Resilient Distributed Dataset – RDD
In this post we will understand the concept of Apache Spark RDD. RDD is the most basic building block in Apache Spark. RDD stands for Resilient Distributed Dataset.
- Resilient : Fault tolerant and is capable of rebuilding data on failure
- Distributed : Distributed data among the multiple nodes in a cluster
- Dataset : Collection of partitioned data with values
Let’s understand each of the above in detail below
Visit our post here to under the Apache Spark Architecture.
RDD as a distributed dataset
RDD is a collection of objects that is partitioned and distributed across nodes in a cluster. In the below figure we have an RDD numbers that contains ten elements. Now this RDD is not present on just one node.
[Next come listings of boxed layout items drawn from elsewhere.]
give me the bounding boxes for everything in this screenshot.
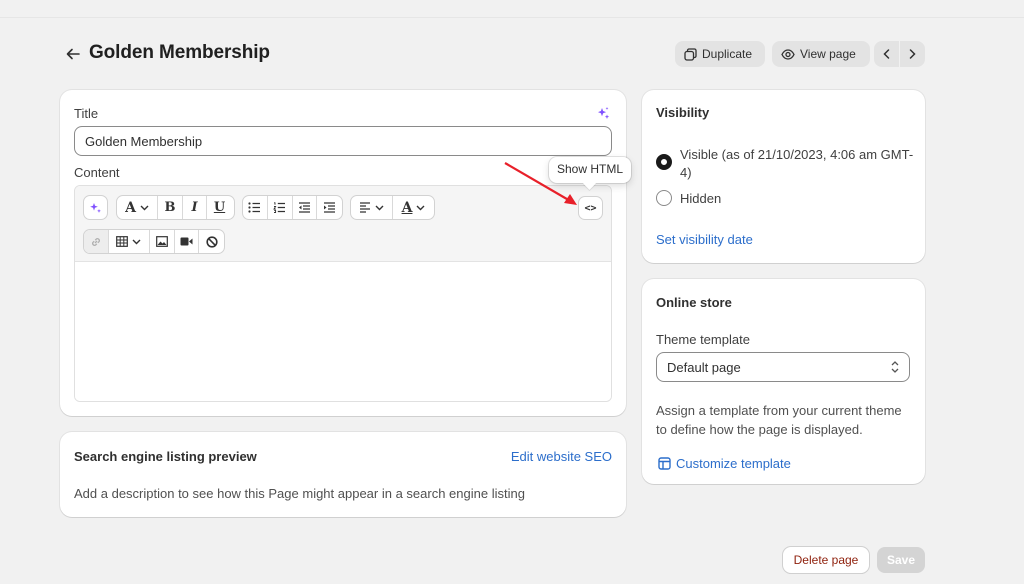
customize-template-label: Customize template: [676, 456, 791, 471]
bullet-list-icon: [248, 202, 261, 213]
show-html-button[interactable]: <>: [578, 196, 603, 220]
font-style-dropdown[interactable]: A: [117, 196, 158, 219]
next-page-button[interactable]: [900, 41, 925, 67]
outdent-button[interactable]: [293, 196, 318, 219]
layout-icon: [658, 457, 671, 470]
table-dropdown[interactable]: [109, 230, 151, 253]
image-icon: [155, 236, 168, 247]
insert-group: [83, 229, 225, 254]
eye-icon: [781, 48, 795, 60]
theme-template-select[interactable]: Default page: [656, 352, 910, 382]
text-format-group: A B I U: [116, 195, 235, 220]
template-help-text: Assign a template from your current them…: [656, 403, 902, 437]
annotation-arrow: [504, 162, 577, 205]
seo-preview-card: Search engine listing preview Edit websi…: [60, 432, 626, 517]
magic-sparkle-icon[interactable]: [597, 106, 610, 120]
content-label: Content: [74, 165, 120, 180]
chevron-down-icon: [140, 205, 149, 210]
align-dropdown[interactable]: [351, 196, 393, 219]
view-page-label: View page: [800, 47, 856, 61]
theme-template-label: Theme template: [656, 332, 750, 347]
view-page-button[interactable]: View page: [772, 41, 870, 67]
visible-radio[interactable]: [656, 154, 672, 170]
title-label: Title: [74, 106, 99, 121]
list-group: [242, 195, 343, 220]
top-bar: [0, 0, 1024, 18]
numbered-list-button[interactable]: [268, 196, 293, 219]
hidden-radio[interactable]: [656, 190, 672, 206]
underline-button[interactable]: U: [207, 196, 232, 219]
italic-button[interactable]: I: [183, 196, 207, 219]
magic-button[interactable]: [83, 195, 108, 220]
indent-icon: [324, 202, 336, 213]
duplicate-button[interactable]: Duplicate: [675, 41, 765, 67]
font-icon: A: [125, 199, 136, 216]
online-store-card: Online store Theme template Default page…: [642, 279, 925, 484]
chevron-left-icon: [883, 49, 890, 59]
chevron-down-icon: [132, 239, 141, 244]
rich-text-editor: A B I U A <>: [74, 185, 612, 402]
visible-label: Visible (as of 21/10/2023, 4:06 am GMT-4…: [680, 147, 914, 180]
underline-icon: U: [213, 200, 226, 215]
visibility-card: Visibility Visible (as of 21/10/2023, 4:…: [642, 90, 925, 263]
link-icon: [91, 237, 100, 246]
page-header: Golden Membership Duplicate View page: [60, 38, 925, 70]
video-icon: [180, 237, 193, 246]
edit-seo-link[interactable]: Edit website SEO: [511, 449, 612, 464]
bold-button[interactable]: B: [158, 196, 183, 219]
hidden-label: Hidden: [680, 191, 722, 206]
save-button[interactable]: Save: [877, 547, 925, 573]
title-input[interactable]: Golden Membership: [74, 126, 612, 156]
chevron-right-icon: [909, 49, 916, 59]
clear-format-icon: [206, 235, 218, 248]
magic-icon: [90, 203, 101, 213]
bullet-list-button[interactable]: [243, 196, 268, 219]
theme-template-value: Default page: [667, 360, 741, 375]
outdent-icon: [298, 202, 310, 213]
back-button[interactable]: [62, 43, 84, 65]
video-button[interactable]: [175, 230, 200, 253]
paragraph-format-group: A: [350, 195, 435, 220]
italic-icon: I: [191, 200, 198, 215]
clear-format-button[interactable]: [199, 230, 224, 253]
visibility-title: Visibility: [656, 105, 710, 120]
magic-tool[interactable]: [84, 196, 107, 219]
seo-description: Add a description to see how this Page m…: [74, 486, 525, 501]
arrow-left-icon: [66, 48, 80, 60]
editor-body[interactable]: [75, 263, 611, 401]
duplicate-icon: [684, 47, 697, 61]
text-color-dropdown[interactable]: A: [393, 196, 434, 219]
chevron-down-icon: [375, 205, 384, 210]
page-content-card: Title Golden Membership Content A B I U: [60, 90, 626, 416]
chevron-down-icon: [416, 205, 425, 210]
image-button[interactable]: [150, 230, 175, 253]
link-button[interactable]: [84, 230, 109, 253]
online-store-title: Online store: [656, 295, 732, 310]
page-title: Golden Membership: [89, 42, 270, 63]
align-icon: [360, 202, 370, 213]
table-icon: [116, 236, 129, 247]
duplicate-label: Duplicate: [702, 47, 753, 61]
seo-title: Search engine listing preview: [74, 449, 257, 464]
previous-page-button[interactable]: [874, 41, 899, 67]
select-arrows-icon: [891, 361, 899, 373]
bold-icon: B: [164, 200, 176, 215]
customize-template-link[interactable]: Customize template: [658, 456, 791, 471]
numbered-list-icon: [273, 202, 286, 213]
delete-page-button[interactable]: Delete page: [783, 547, 869, 573]
text-color-icon: A: [401, 199, 413, 216]
set-visibility-date-link[interactable]: Set visibility date: [656, 232, 753, 247]
indent-button[interactable]: [317, 196, 342, 219]
page-pager: [874, 41, 925, 67]
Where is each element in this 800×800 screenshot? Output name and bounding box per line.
Spark partitions the RDD and distributes the data across multiple Worker nodes.
RDD is Resilient to failures
The second property of RDD is that it is able to recover from failures. Lets imagine that multiple tasks are running in the cluster and a node goes down. In such a scenario, Spark will re-compute the failed tasks on other worker nodes which are up and running. This happens with the help of DAG. When we write a Spark program, we are creating a directed acyclic graph which generates an RDD after every transform operation.
RDD is Immutable
Finally lets talk about the immutability of RDD. When a transformation is called on RDD, a new RDD is returned. None of the Spark operations modify an existing RDD. Instead, they create a new RDD. Immutable RDDs allow Spark to rebuild an RDD from the previous RDD in the pipeline if there is a failure.
By being immutable and resilient, RDD handles the failure of nodes in a distributed environment.
For example – We call transformations filter and map on an existing RDD orders. If the filteredOrders RDD fails for some reason, Spark will rebuilt it by applying the same filter operation on the previous RDD orders.
If RDDs were mutable, there is no guarantee that the orders RDD will be in the same form as it was at the first time when Spark called the filter operation on it.
RDD support Lazy Evaluation
RDDs support two types of operations – Transformations and Actions.
- Transformation operations create new RDD from an existing RDD without modifying them (because RDDs are immutable).
- Action operations are used at the end of a Spark pipeline to generate a result from the final RDD. A Spark program never executes until an action is encountered. This behavior is known as lazy execution.
By being lazy, RDDs avoid wasting the computing power for unwanted transformations.
Happy Learning 🙂